The DUP: deaf to the winds of change


I wonder how it feels to be a unionist these days. There was a time when, at the mention of a united Ireland, unionists (and a considerable swathe of ‘nationalists’) recoiled in horror or dissolved in laughter. There were even ‘nationalist’ politicians in the south who called on Sinn Féin and others to get real, focus on the bread-and-batter issues, scrap irrelevant talk of a united Ireland. But what was once seen as a binary choice – bread and butter versus a united Ireland – has quite suddenly become one and the same thing. And this has happened, compliments of our new friend Mr Brexit.

As I write this I’m listening to Alex Kane and Alison Morris on The Nolan Show, discussing the latest ballistic missile to hit the DUP. This time it comes from Paddy Ashdown, former leader of the Lib Dems and former British army officer. He says that if he was living here, he’d be looking seriously at what a united Ireland has to offer. What was once the unthinkable has now become the everyday topic for discussion.

The introduction of abortion and before that gay marriage in the south  are sending reverberations well beyond southern society. We didn’t need a piece of cardboard with the statement/threat ‘The North is next’ to tell us that our little NEN is becoming more and more out of step with…well, everybody. You mightn’t approve of all the game-changing matters, but that doesn’t stop them being game-changers.
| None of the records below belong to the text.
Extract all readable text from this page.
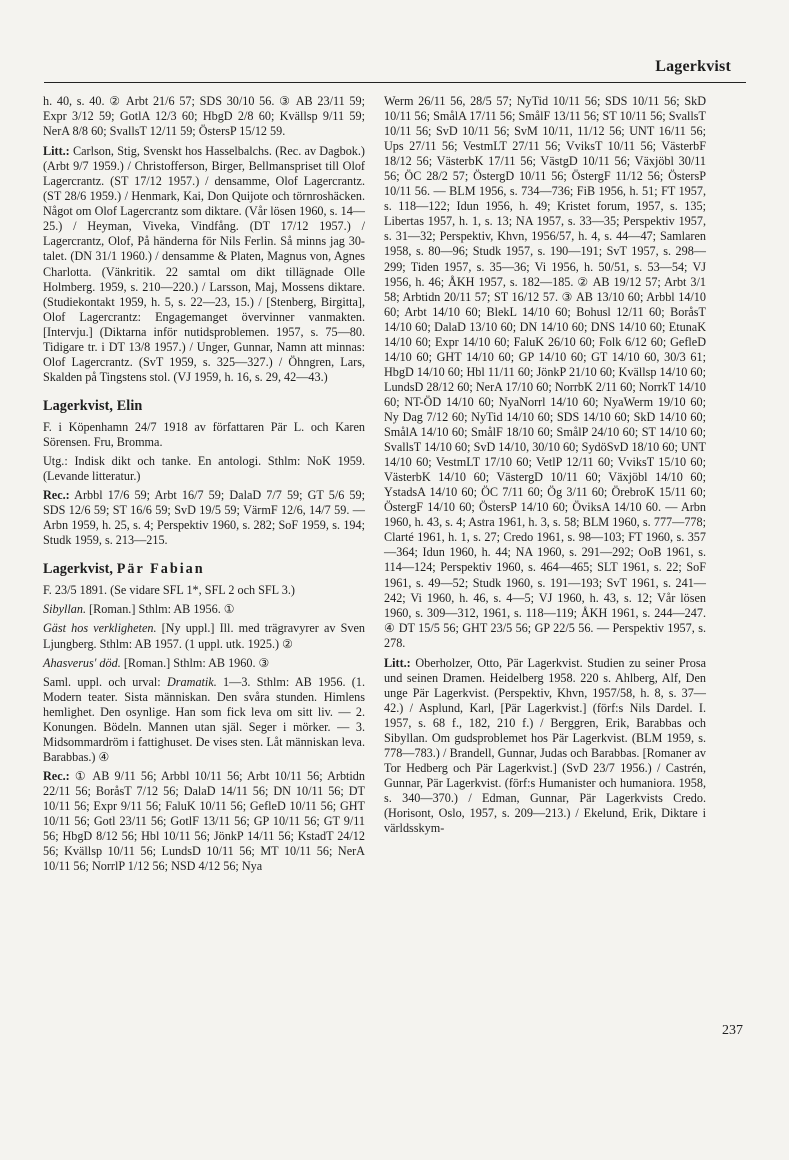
Lagerkvist

h. 40, s. 40. ② Arbt 21/6 57; SDS 30/10 56. ③ AB 23/11 59; Expr 3/12 59; GotlA 12/3 60; HbgD 2/8 60; Kvällsp 9/11 59; NerA 8/8 60; SvallsT 12/11 59; ÖstersP 15/12 59.

Litt.: Carlson, Stig, Svenskt hos Hasselbalchs. (Rec. av Dagbok.) (Arbt 9/7 1959.) / Christofferson, Birger, Bellmanspriset till Olof Lagercrantz. (ST 17/12 1957.) / densamme, Olof Lagercrantz. (ST 28/6 1959.) / Henmark, Kai, Don Quijote och törnroshäcken. Något om Olof Lagercrantz som diktare. (Vår lösen 1960, s. 14—25.) / Heyman, Viveka, Vindfång. (DT 17/12 1957.) / Lagercrantz, Olof, På händerna för Nils Ferlin. Så minns jag 30-talet. (DN 31/1 1960.) / densamme & Platen, Magnus von, Agnes Charlotta. (Vänkritik. 22 samtal om dikt tillägnade Olle Holmberg. 1959, s. 210—220.) / Larsson, Maj, Mossens diktare. (Studiekontakt 1959, h. 5, s. 22—23, 15.) / [Stenberg, Birgitta], Olof Lagercrantz: Engagemanget övervinner vanmakten. [Intervju.] (Diktarna inför nutidsproblemen. 1957, s. 75—80. Tidigare tr. i DT 13/8 1957.) / Unger, Gunnar, Namn att minnas: Olof Lagercrantz. (SvT 1959, s. 325—327.) / Öhngren, Lars, Skalden på Tingstens stol. (VJ 1959, h. 16, s. 29, 42—43.)

Lagerkvist, Elin

F. i Köpenhamn 24/7 1918 av författaren Pär L. och Karen Sörensen. Fru, Bromma.

Utg.: Indisk dikt och tanke. En antologi. Sthlm: NoK 1959. (Levande litteratur.)

Rec.: Arbbl 17/6 59; Arbt 16/7 59; DalaD 7/7 59; GT 5/6 59; SDS 12/6 59; ST 16/6 59; SvD 19/5 59; VärmF 12/6, 14/7 59. — Arbn 1959, h. 25, s. 4; Perspektiv 1960, s. 282; SoF 1959, s. 194; Studk 1959, s. 213—215.

Lagerkvist, Pär Fabian

F. 23/5 1891. (Se vidare SFL 1*, SFL 2 och SFL 3.)

Sibyllan. [Roman.] Sthlm: AB 1956. ①

Gäst hos verkligheten. [Ny uppl.] Ill. med trägravyrer av Sven Ljungberg. Sthlm: AB 1957. (1 uppl. utk. 1925.) ②

Ahasverus' död. [Roman.] Sthlm: AB 1960. ③

Saml. uppl. och urval: Dramatik. 1—3. Sthlm: AB 1956. (1. Modern teater. Sista människan. Den svåra stunden. Himlens hemlighet. Den osynlige. Han som fick leva om sitt liv. — 2. Konungen. Bödeln. Mannen utan själ. Seger i mörker. — 3. Midsommardröm i fattighuset. De vises sten. Låt människan leva. Barabbas.) ④

Rec.: ① AB 9/11 56; Arbbl 10/11 56; Arbt 10/11 56; Arbtidn 22/11 56; BoråsT 7/12 56; DalaD 14/11 56; DN 10/11 56; DT 10/11 56; Expr 9/11 56; FaluK 10/11 56; GefleD 10/11 56; GHT 10/11 56; Gotl 23/11 56; GotlF 13/11 56; GP 10/11 56; GT 9/11 56; HbgD 8/12 56; Hbl 10/11 56; JönkP 14/11 56; KstadT 24/12 56; Kvällsp 10/11 56; LundsD 10/11 56; MT 10/11 56; NerA 10/11 56; NorrlP 1/12 56; NSD 4/12 56; Nya

Werm 26/11 56, 28/5 57; NyTid 10/11 56; SDS 10/11 56; SkD 10/11 56; SmålA 17/11 56; SmålF 13/11 56; ST 10/11 56; SvallsT 10/11 56; SvD 10/11 56; SvM 10/11, 11/12 56; UNT 16/11 56; Ups 27/11 56; VestmLT 27/11 56; VviksT 10/11 56; VästerbF 18/12 56; VästerbK 17/11 56; VästgD 10/11 56; Växjöbl 30/11 56; ÖC 28/2 57; ÖstergD 10/11 56; ÖstergF 11/12 56; ÖstersP 10/11 56. — BLM 1956, s. 734—736; FiB 1956, h. 51; FT 1957, s. 118—122; Idun 1956, h. 49; Kristet forum, 1957, s. 135; Libertas 1957, h. 1, s. 13; NA 1957, s. 33—35; Perspektiv 1957, s. 31—32; Perspektiv, Khvn, 1956/57, h. 4, s. 44—47; Samlaren 1958, s. 80—96; Studk 1957, s. 190—191; SvT 1957, s. 298—299; Tiden 1957, s. 35—36; Vi 1956, h. 50/51, s. 53—54; VJ 1956, h. 46; ÅKH 1957, s. 182—185. ② AB 19/12 57; Arbt 3/1 58; Arbtidn 20/11 57; ST 16/12 57. ③ AB 13/10 60; Arbbl 14/10 60; Arbt 14/10 60; BlekL 14/10 60; Bohusl 12/11 60; BoråsT 14/10 60; DalaD 13/10 60; DN 14/10 60; DNS 14/10 60; EtunaK 14/10 60; Expr 14/10 60; FaluK 26/10 60; Folk 6/12 60; GefleD 14/10 60; GHT 14/10 60; GP 14/10 60; GT 14/10 60, 30/3 61; HbgD 14/10 60; Hbl 11/11 60; JönkP 21/10 60; Kvällsp 14/10 60; LundsD 28/12 60; NerA 17/10 60; NorrbK 2/11 60; NorrkT 14/10 60; NT-ÖD 14/10 60; NyaNorrl 14/10 60; NyaWerm 19/10 60; Ny Dag 7/12 60; NyTid 14/10 60; SDS 14/10 60; SkD 14/10 60; SmålA 14/10 60; SmålF 18/10 60; SmålP 24/10 60; ST 14/10 60; SvallsT 14/10 60; SvD 14/10, 30/10 60; SydöSvD 18/10 60; UNT 14/10 60; VestmLT 17/10 60; VetlP 12/11 60; VviksT 15/10 60; VästerbK 14/10 60; VästergD 10/11 60; Växjöbl 14/10 60; YstadsA 14/10 60; ÖC 7/11 60; Ög 3/11 60; ÖrebroK 15/11 60; ÖstergF 14/10 60; ÖstersP 14/10 60; ÖviksA 14/10 60. — Arbn 1960, h. 43, s. 4; Astra 1961, h. 3, s. 58; BLM 1960, s. 777—778; Clarté 1961, h. 1, s. 27; Credo 1961, s. 98—103; FT 1960, s. 357—364; Idun 1960, h. 44; NA 1960, s. 291—292; OoB 1961, s. 114—124; Perspektiv 1960, s. 464—465; SLT 1961, s. 22; SoF 1961, s. 49—52; Studk 1960, s. 191—193; SvT 1961, s. 241—242; Vi 1960, h. 46, s. 4—5; VJ 1960, h. 43, s. 12; Vår lösen 1960, s. 309—312, 1961, s. 118—119; ÅKH 1961, s. 244—247. ④ DT 15/5 56; GHT 23/5 56; GP 22/5 56. — Perspektiv 1957, s. 278.

Litt.: Oberholzer, Otto, Pär Lagerkvist. Studien zu seiner Prosa und seinen Dramen. Heidelberg 1958. 220 s. Ahlberg, Alf, Den unge Pär Lagerkvist. (Perspektiv, Khvn, 1957/58, h. 8, s. 37—42.) / Asplund, Karl, [Pär Lagerkvist.] (förf:s Nils Dardel. I. 1957, s. 68 f., 182, 210 f.) / Berggren, Erik, Barabbas och Sibyllan. Om gudsproblemet hos Pär Lagerkvist. (BLM 1959, s. 778—783.) / Brandell, Gunnar, Judas och Barabbas. [Romaner av Tor Hedberg och Pär Lagerkvist.] (SvD 23/7 1956.) / Castrén, Gunnar, Pär Lagerkvist. (förf:s Humanister och humaniora. 1958, s. 340—370.) / Edman, Gunnar, Pär Lagerkvists Credo. (Horisont, Oslo, 1957, s. 209—213.) / Ekelund, Erik, Diktare i världsskym-

237
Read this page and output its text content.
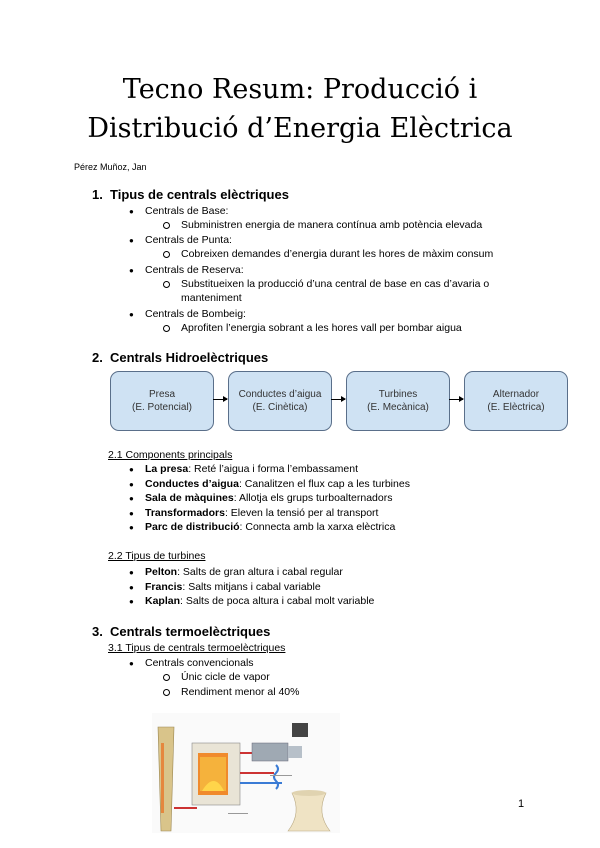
Tecno Resum: Producció i
Distribució d’Energia Elèctrica
Pérez Muñoz, Jan
1. Tipus de centrals elèctriques
● Centrals de Base:
Subministren energia de manera contínua amb potència elevada
● Centrals de Punta:
Cobreixen demandes d’energia durant les hores de màxim consum
● Centrals de Reserva:
Substitueixen la producció d’una central de base en cas d’avaria o
manteniment
● Centrals de Bombeig:
Aprofiten l’energia sobrant a les hores vall per bombar aigua
2. Centrals Hidroelèctriques
Presa
(E. Potencial)
Conductes d’aigua
(E. Cinètica)
Turbines
(E. Mecànica)
Alternador
(E. Elèctrica)
2.1 Components principals
● La presa: Reté l’aigua i forma l’embassament
● Conductes d’aigua: Canalitzen el flux cap a les turbines
● Sala de màquines: Allotja els grups turboalternadors
● Transformadors: Eleven la tensió per al transport
● Parc de distribució: Connecta amb la xarxa elèctrica
2.2 Tipus de turbines
● Pelton: Salts de gran altura i cabal regular
● Francis: Salts mitjans i cabal variable
● Kaplan: Salts de poca altura i cabal molt variable
3. Centrals termoelèctriques
3.1 Tipus de centrals termoelèctriques
● Centrals convencionals
Únic cicle de vapor
Rendiment menor al 40%
1
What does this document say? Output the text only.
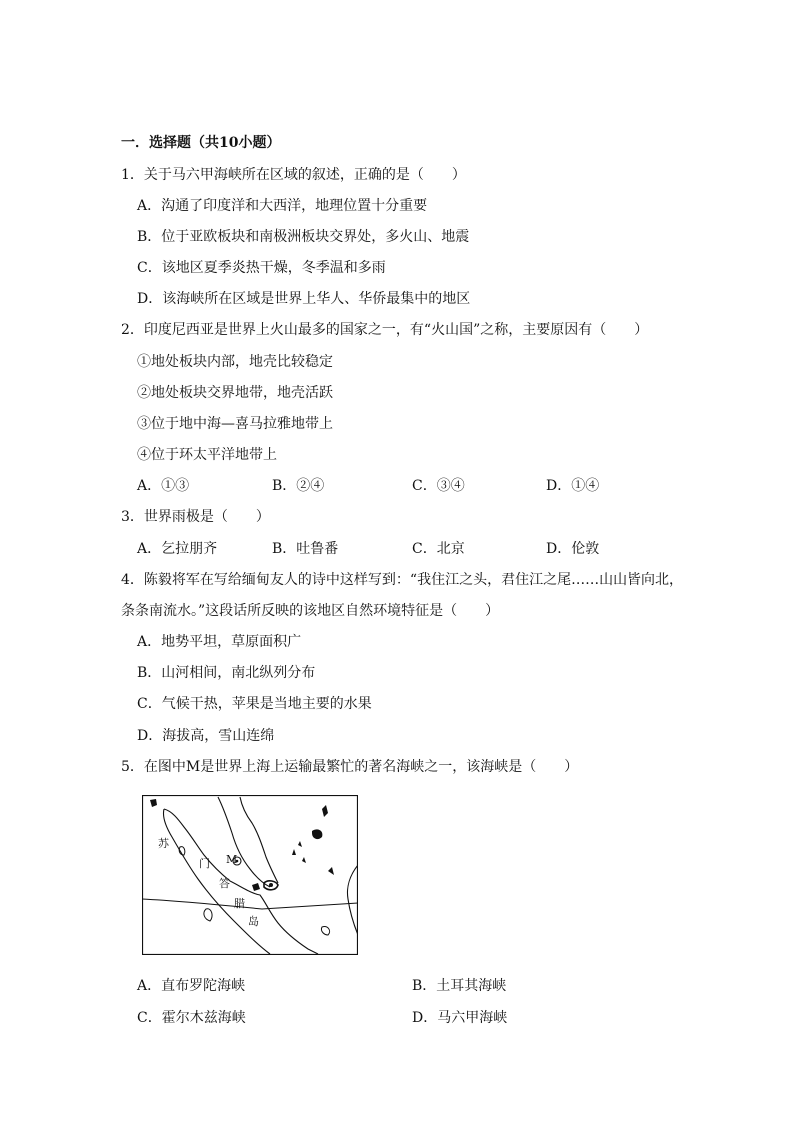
一．选择题（共10小题）
1．关于马六甲海峡所在区域的叙述，正确的是（　　）
A．沟通了印度洋和大西洋，地理位置十分重要
B．位于亚欧板块和南极洲板块交界处，多火山、地震
C．该地区夏季炎热干燥，冬季温和多雨
D．该海峡所在区域是世界上华人、华侨最集中的地区
2．印度尼西亚是世界上火山最多的国家之一，有“火山国”之称，主要原因有（　　）
①地处板块内部，地壳比较稳定
②地处板块交界地带，地壳活跃
③位于地中海—喜马拉雅地带上
④位于环太平洋地带上
A．①③	B．②④	C．③④	D．①④
3．世界雨极是（　　）
A．乞拉朋齐	B．吐鲁番	C．北京	D．伦敦
4．陈毅将军在写给缅甸友人的诗中这样写到：“我住江之头，君住江之尾……山山皆向北，
条条南流水。”这段话所反映的该地区自然环境特征是（　　）
A．地势平坦，草原面积广
B．山河相间，南北纵列分布
C．气候干热，苹果是当地主要的水果
D．海拔高，雪山连绵
5．在图中M是世界上海上运输最繁忙的著名海峡之一，该海峡是（　　）
苏
门
答
腊
岛
M
A．直布罗陀海峡	B．土耳其海峡
C．霍尔木兹海峡	D．马六甲海峡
The British were just digesting the thranness of their life-support tube, the DUP, when wham/bang, things happen which make the DUP look even more out of touch. We know they’re out of touch with the rest of the NEN’s population on Brexit   – you can’t argue with a 56% – 44% vote– but now they look out of touch on social matters as well. They’re certainly out of touch with the young people who voted in huge numbers for gay marriage and abortion. And you may be sure that, like it or not, young northerners will largely take a similar view. So that’s Brexit and social matters the DUP look very right-wing and antiquated on. Add the changing demographic picture in the north and it’s beginning to look more a case of when a united Ireland will come rather than if.

We may sometimes not like what History delivers, but being on the wrong side of history can be painful. Instead of finding ways to be on its right side, the DUP prefer to mock opponents, pat themselves on the back for having got the role of king-maker at Westminster, and whistle ‘The Sash’ while dusting off their bowler hats for the Twelfth. A wind of change is rattling around the DUP ears and they are so insulated, they hear nothing.